Et mon regard d'adieu, sur tout cela que je ne reverrai jamais, m'en laissera une plus inoubliable vision. Les ors continuent de briller, on ne sait trop comment puisqu'il fait nuit. La pyramide géante qui est au milieu se détache en luisances claires sur le bleu sombre du ciel, et la colline d'or qui lui sert de base garde ses reflets. Alentour, se pressent les petites pagodes aux prodigieuses toitures, les hautes gerbes de feuillages en bronze doré, toutes choses dont l'obscurité ne permet à présent de voir que les silhouettes étrangement pointues et l'éclat de métal précieux. Plus que jamais on dirait des bosquets de longs ifs d'or. Mais ce sont des ifs chargés de fleurs qui sonnent, et leurs myriades de campanules remuent doucement pour donner dans l'air une sorte d'immense concerto diffus, comme avec des sonorités de tympanons et des voix grêles de cigales....

Le lendemain, de bonne heure, quand je m'éveille à bord du paquebot qui me ramène aux Indes, l'hélice tourne déjà depuis longtemps, et nous sommes aux bouches du fleuve, comme hier dans les voiles nacrés des matins de l'Iraouaddy, au milieu de la nuée des mouettes et des goélands gardiens du seuil. Même décor imprécis d'eau gris perle et de brume gris perle, mêmes cris d'oiseaux et mêmes tourbillonnements d'ailes blanches.
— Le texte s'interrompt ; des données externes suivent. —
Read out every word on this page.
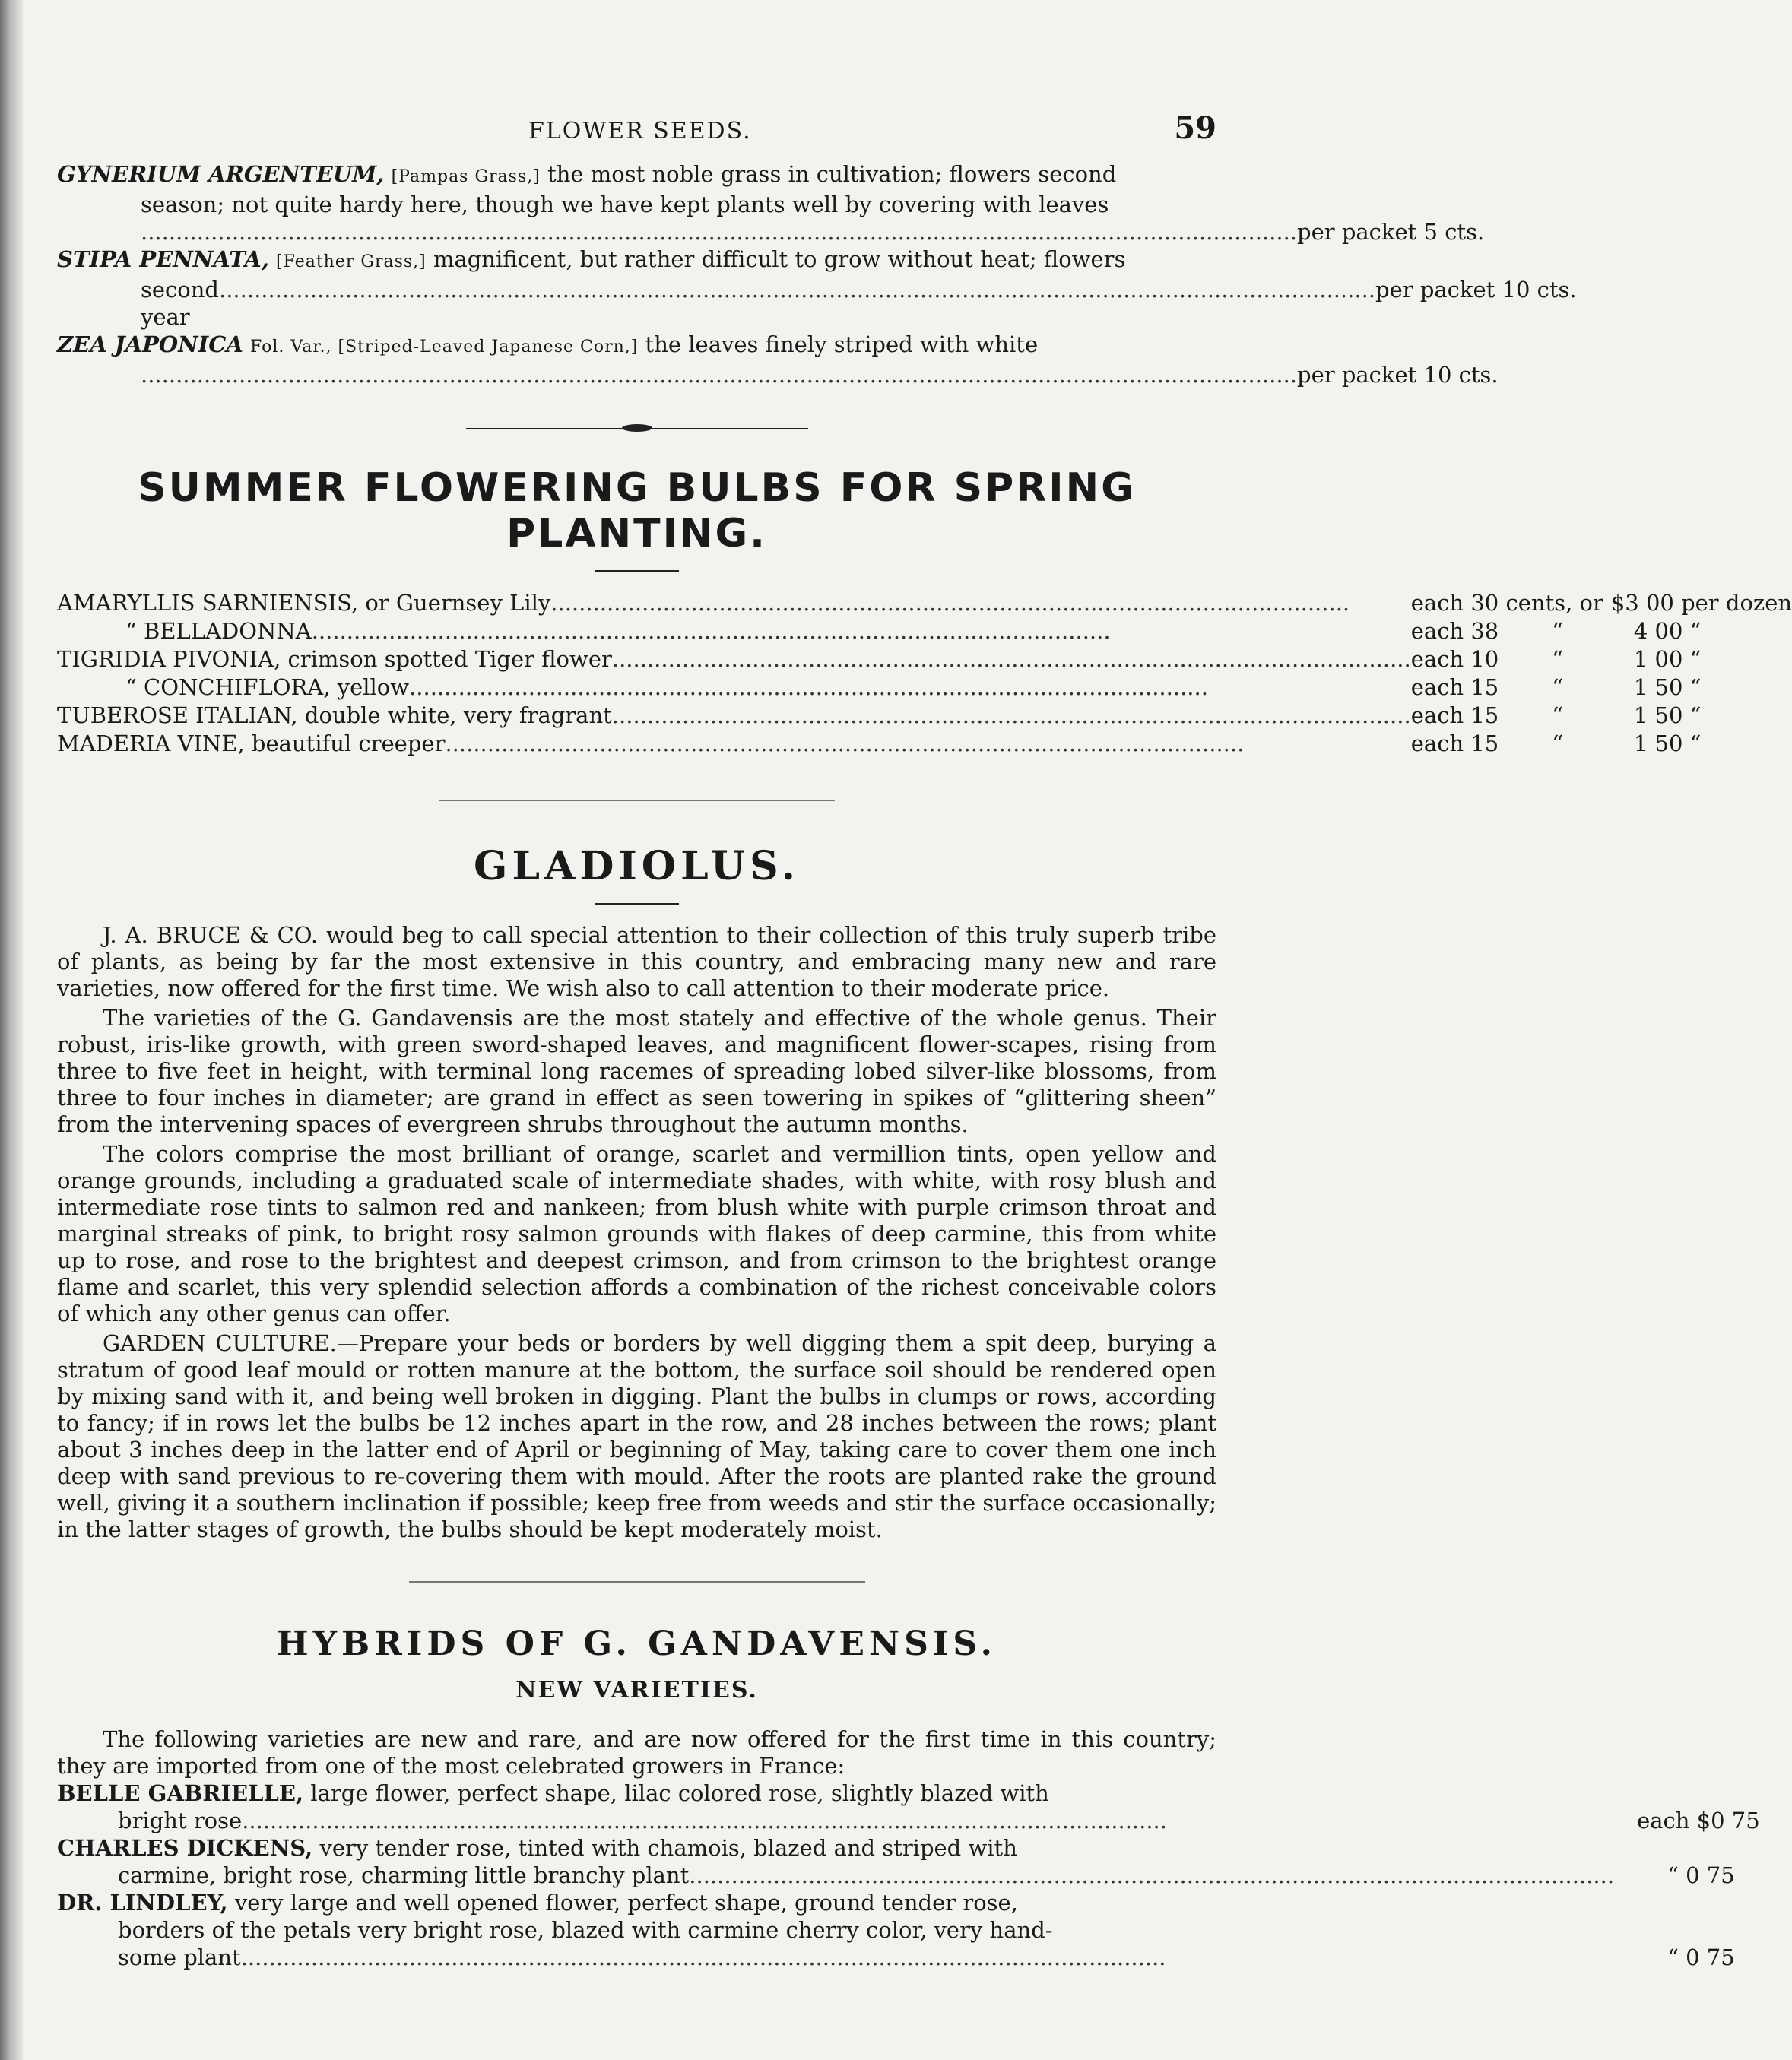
FLOWER SEEDS.	59
GYNERIUM ARGENTEUM, [Pampas Grass,] the most noble grass in cultivation; flowers second
season; not quite hardy here, though we have kept plants well by covering with leaves
..................................................................................................................................................................... per packet 5 cts.
STIPA PENNATA, [Feather Grass,] magnificent, but rather difficult to grow without heat; flowers
second year
..................................................................................................................................................................... per packet 10 cts.
ZEA JAPONICA Fol. Var., [Striped-Leaved Japanese Corn,] the leaves finely striped with white
..................................................................................................................................................................... per packet 10 cts.
SUMMER FLOWERING BULBS FOR SPRING PLANTING.
AMARYLLIS SARNIENSIS, or Guernsey Lily ..................................................................................................................	each 30 cents, or	$3 00 per dozen

“ BELLADONNA ..................................................................................................................	each 38 “	4 00 “

TIGRIDIA PIVONIA, crimson spotted Tiger flower ..................................................................................................................	each 10 “	1 00 “

“ CONCHIFLORA, yellow ..................................................................................................................	each 15 “	1 50 “

TUBEROSE ITALIAN, double white, very fragrant ..................................................................................................................	each 15 “	1 50 “

MADERIA VINE, beautiful creeper ..................................................................................................................	each 15 “	1 50 “
GLADIOLUS.

J. A. BRUCE & CO. would beg to call special attention to their collection of this truly superb tribe of plants, as being by far the most extensive in this country, and embracing many new and rare varieties, now offered for the first time. We wish also to call attention to their moderate price.

The varieties of the G. Gandavensis are the most stately and effective of the whole genus. Their robust, iris-like growth, with green sword-shaped leaves, and magnificent flower-scapes, rising from three to five feet in height, with terminal long racemes of spreading lobed silver-like blossoms, from three to four inches in diameter; are grand in effect as seen towering in spikes of “glittering sheen” from the intervening spaces of evergreen shrubs throughout the autumn months.

The colors comprise the most brilliant of orange, scarlet and vermillion tints, open yellow and orange grounds, including a graduated scale of intermediate shades, with white, with rosy blush and intermediate rose tints to salmon red and nankeen; from blush white with purple crimson throat and marginal streaks of pink, to bright rosy salmon grounds with flakes of deep carmine, this from white up to rose, and rose to the brightest and deepest crimson, and from crimson to the brightest orange flame and scarlet, this very splendid selection affords a combination of the richest conceivable colors of which any other genus can offer.

GARDEN CULTURE.—Prepare your beds or borders by well digging them a spit deep, burying a stratum of good leaf mould or rotten manure at the bottom, the surface soil should be rendered open by mixing sand with it, and being well broken in digging. Plant the bulbs in clumps or rows, according to fancy; if in rows let the bulbs be 12 inches apart in the row, and 28 inches between the rows; plant about 3 inches deep in the latter end of April or beginning of May, taking care to cover them one inch deep with sand previous to re-covering them with mould. After the roots are planted rake the ground well, giving it a southern inclination if possible; keep free from weeds and stir the surface occasionally; in the latter stages of growth, the bulbs should be kept moderately moist.

HYBRIDS OF G. GANDAVENSIS.
NEW VARIETIES.

The following varieties are new and rare, and are now offered for the first time in this country; they are imported from one of the most celebrated growers in France:

BELLE GABRIELLE, large flower, perfect shape, lilac colored rose, slightly blazed with
bright rose ....................................................................................................................................	each $0 75

CHARLES DICKENS, very tender rose, tinted with chamois, blazed and striped with
carmine, bright rose, charming little branchy plant ....................................................................................................................................	“ 0 75

DR. LINDLEY, very large and well opened flower, perfect shape, ground tender rose,
borders of the petals very bright rose, blazed with carmine cherry color, very hand-
some plant ....................................................................................................................................	“ 0 75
Et là, en route, on me conte sur les Birmans une touchante histoire:

Il y a une vingtaine d'années, quand les Anglais,—pour venger un de ces griefs, comme les Européens en ont toujours contre les peuples rêveurs de l'Asie, et qui rappellent ceux du loup contre l'agneau,—vinrent surprendre dans leur palais le roi et la reine pour les emmener en captivité à Bombay, et les jetèrent sur une de ces grossières charrettes à boeufs où l'on transporte les sacs de riz, le peuple de la ville se rangea silencieux sur le parcours. Sans s'être concertés, tous, hommes et femmes, au passage de la triste charrette qui emportait leurs souverains et leur indépendance, se prosternaient la face contre terre, déployaient leur, longue chevelure, retendaient devant eux en tapis, et les roues, jusqu'au sortir des murailles, foulèrent cette noire jonchée vivante....

Pauvre gracieuse Birmanie!

FIN


NOTES:

[1] Une sorte de béguin en toile cartonnée, pour garantir le visage de la pluie et du soleil.